Ashly Suleyka. [version Ingles].

VIII.

Because, there were things that hurt me a lot, I knew it, But he already had a girlfriend was very difficult for me, Acting as a friend, keeping that friend's face I couldn't keep pretending, But they know it's the strangest thing, checking his Facebook, There was a guy in a profile called Hared had pictures with Alex, I immediately sent him a request, I didn't think about it and I waited all the time to talk to him.

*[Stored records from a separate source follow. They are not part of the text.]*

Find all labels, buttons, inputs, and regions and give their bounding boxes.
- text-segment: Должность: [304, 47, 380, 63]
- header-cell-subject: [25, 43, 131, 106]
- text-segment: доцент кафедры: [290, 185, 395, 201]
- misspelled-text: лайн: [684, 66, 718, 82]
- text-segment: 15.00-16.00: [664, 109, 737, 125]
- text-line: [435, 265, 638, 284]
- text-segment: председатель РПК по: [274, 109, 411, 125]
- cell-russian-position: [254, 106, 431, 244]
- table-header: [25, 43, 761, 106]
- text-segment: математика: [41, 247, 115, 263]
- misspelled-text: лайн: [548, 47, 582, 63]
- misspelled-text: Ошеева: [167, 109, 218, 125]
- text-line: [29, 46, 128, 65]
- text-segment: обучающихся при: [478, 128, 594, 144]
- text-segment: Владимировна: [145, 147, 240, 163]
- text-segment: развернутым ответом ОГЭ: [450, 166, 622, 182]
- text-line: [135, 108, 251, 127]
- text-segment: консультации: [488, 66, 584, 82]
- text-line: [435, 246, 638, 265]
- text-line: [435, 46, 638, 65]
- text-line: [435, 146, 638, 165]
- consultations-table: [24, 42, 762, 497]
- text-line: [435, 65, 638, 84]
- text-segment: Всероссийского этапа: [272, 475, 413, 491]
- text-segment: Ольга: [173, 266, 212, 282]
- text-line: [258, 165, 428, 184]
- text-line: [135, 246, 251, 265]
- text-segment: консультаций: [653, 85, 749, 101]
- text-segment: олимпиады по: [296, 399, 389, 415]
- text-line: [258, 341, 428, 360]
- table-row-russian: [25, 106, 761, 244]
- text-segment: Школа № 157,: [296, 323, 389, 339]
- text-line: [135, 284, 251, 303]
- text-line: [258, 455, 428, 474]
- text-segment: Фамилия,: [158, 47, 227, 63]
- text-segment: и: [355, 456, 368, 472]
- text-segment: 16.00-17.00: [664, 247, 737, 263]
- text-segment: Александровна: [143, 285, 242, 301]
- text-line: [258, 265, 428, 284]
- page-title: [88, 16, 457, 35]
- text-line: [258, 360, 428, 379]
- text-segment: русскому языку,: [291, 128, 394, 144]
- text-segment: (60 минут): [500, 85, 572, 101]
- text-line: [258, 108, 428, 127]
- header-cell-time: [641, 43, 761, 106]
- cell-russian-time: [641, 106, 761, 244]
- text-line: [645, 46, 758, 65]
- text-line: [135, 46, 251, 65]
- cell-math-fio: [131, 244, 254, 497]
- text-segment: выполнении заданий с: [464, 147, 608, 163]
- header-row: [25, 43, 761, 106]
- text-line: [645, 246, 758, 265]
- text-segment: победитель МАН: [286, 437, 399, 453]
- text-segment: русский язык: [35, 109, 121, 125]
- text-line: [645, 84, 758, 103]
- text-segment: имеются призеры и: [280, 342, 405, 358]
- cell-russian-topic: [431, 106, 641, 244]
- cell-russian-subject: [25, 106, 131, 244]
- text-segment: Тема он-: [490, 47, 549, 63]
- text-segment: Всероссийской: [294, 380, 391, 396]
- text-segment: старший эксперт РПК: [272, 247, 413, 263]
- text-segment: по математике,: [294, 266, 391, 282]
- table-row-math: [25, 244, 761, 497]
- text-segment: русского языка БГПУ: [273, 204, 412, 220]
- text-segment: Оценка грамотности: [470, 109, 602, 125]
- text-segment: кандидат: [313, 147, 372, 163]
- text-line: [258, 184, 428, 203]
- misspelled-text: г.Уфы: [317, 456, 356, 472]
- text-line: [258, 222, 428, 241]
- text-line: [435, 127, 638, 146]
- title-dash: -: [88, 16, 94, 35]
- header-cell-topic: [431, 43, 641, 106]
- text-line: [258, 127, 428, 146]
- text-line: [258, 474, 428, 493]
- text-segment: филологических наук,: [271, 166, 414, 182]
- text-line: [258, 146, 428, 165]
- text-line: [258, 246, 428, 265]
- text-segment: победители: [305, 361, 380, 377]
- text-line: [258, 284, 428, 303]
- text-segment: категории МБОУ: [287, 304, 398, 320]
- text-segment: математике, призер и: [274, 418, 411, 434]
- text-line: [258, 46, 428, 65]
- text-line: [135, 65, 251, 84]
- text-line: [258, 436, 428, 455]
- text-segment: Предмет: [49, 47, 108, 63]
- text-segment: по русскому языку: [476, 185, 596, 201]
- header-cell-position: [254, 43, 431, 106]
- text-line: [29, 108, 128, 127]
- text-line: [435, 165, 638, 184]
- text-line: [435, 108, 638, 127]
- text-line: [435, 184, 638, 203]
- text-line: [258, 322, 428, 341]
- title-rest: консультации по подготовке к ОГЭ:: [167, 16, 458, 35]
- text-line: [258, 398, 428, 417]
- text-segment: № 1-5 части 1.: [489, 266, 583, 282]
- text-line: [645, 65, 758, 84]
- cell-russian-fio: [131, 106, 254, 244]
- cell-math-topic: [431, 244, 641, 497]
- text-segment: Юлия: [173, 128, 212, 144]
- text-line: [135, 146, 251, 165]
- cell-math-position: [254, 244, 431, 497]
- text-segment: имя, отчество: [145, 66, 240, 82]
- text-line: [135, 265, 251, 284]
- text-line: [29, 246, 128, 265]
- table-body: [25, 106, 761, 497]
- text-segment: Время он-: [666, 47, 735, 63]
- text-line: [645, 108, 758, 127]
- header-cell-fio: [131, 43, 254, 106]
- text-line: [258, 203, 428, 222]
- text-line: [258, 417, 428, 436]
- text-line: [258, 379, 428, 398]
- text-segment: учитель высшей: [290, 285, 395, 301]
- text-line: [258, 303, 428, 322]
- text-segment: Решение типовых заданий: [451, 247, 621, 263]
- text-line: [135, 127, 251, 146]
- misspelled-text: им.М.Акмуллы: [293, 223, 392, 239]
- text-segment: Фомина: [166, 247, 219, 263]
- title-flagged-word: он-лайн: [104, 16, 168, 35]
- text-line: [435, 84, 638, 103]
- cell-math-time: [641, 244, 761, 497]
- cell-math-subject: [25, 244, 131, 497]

And it was much better talking to him, That boy called hared treated him ugly and he never left me, I turned 16, if another year passed, And he was still with me even if it was by messageI turned 17 and I realized that if I was in love with him, I...

And it was much better talking to him, That boy called hared treated him ugly and he never left me, I turned 16, if another year passed, And he was still with me even if it was by message
I turned 17 and I realized that if I was in love with him, I felt the desire to love him, He was the love of my life, It was already 3 years of having him with me all the time, I support myself,
But he needed someone there, to touch him, to hug him, unfortunately, I did not have that power.

And it was much better talking to him, That boy called hared treated him ugly and he never left me, I turned 16, if another year passed, And he was still with me even if it was by messageI turned 17 and I realized that if I was in love with him, I...

I couldn't hold her in my arms, I couldn't make her happy, So I started drinking alcohol, I was so alcoholic that now I need more than 3 drinks to cry.

I couldn't hold her in my arms, I couldn't make her happy, So I started drinking alcohol, I was so alcoholic that now I need more than 3 drinks to cry

I already had a girlfriend, Too pretty, And I'm ugly, I can't do anything.
I never change, my job is drowning me, my mother left, I decided to take a 6-cut scholarship to do ripa, everything was improving, so I thought, And I decided to go to work at the company that my mother works, Your mother was strange your boss at work, And all that but it was even worse, After a year I became obese, The nerves made me fat, I felt insecure, in itself, life no longer had meaning for me.

My emotional hell began to shine, One night December 31, 2019 I went to drink with some friends, And suddenly a boy told me hey you dance and I answered that yes, I showed him all my potential, It was 3 years of dance school, And I dance to blackp...

My emotional hell began to shine, One night December 31, 2019 I went to drink with some friends, And suddenly a boy told me hey you dance and I answered that yes, I showed him all my potential, It was 3 years of dance school, And I dance to blackpink music, but you know what that one told me, And he told me you have potential but you are very fat, No, not fat, obese, I get very angry, he was laughing at me,
I spent 1 month without dating, I became bulimic, I became bulimic, I already felt silly, the truth should no longer exist, I knew even more I wanted to have a boyfriend in person, And it hurt me more, it did not serve me at all, And in this relationship I pass the music of Selena Gomez, That's my love life this time, And my family is still shit.
Only bad memories of that life End ..

 




Reportar




Uso de Cookies
Con el fin de proporcionar una mejor experiencia de usuario, recopilamos y utilizamos cookies. Si continúa navegando por nuestro sitio web, acepta la recopilación y el uso de cookies.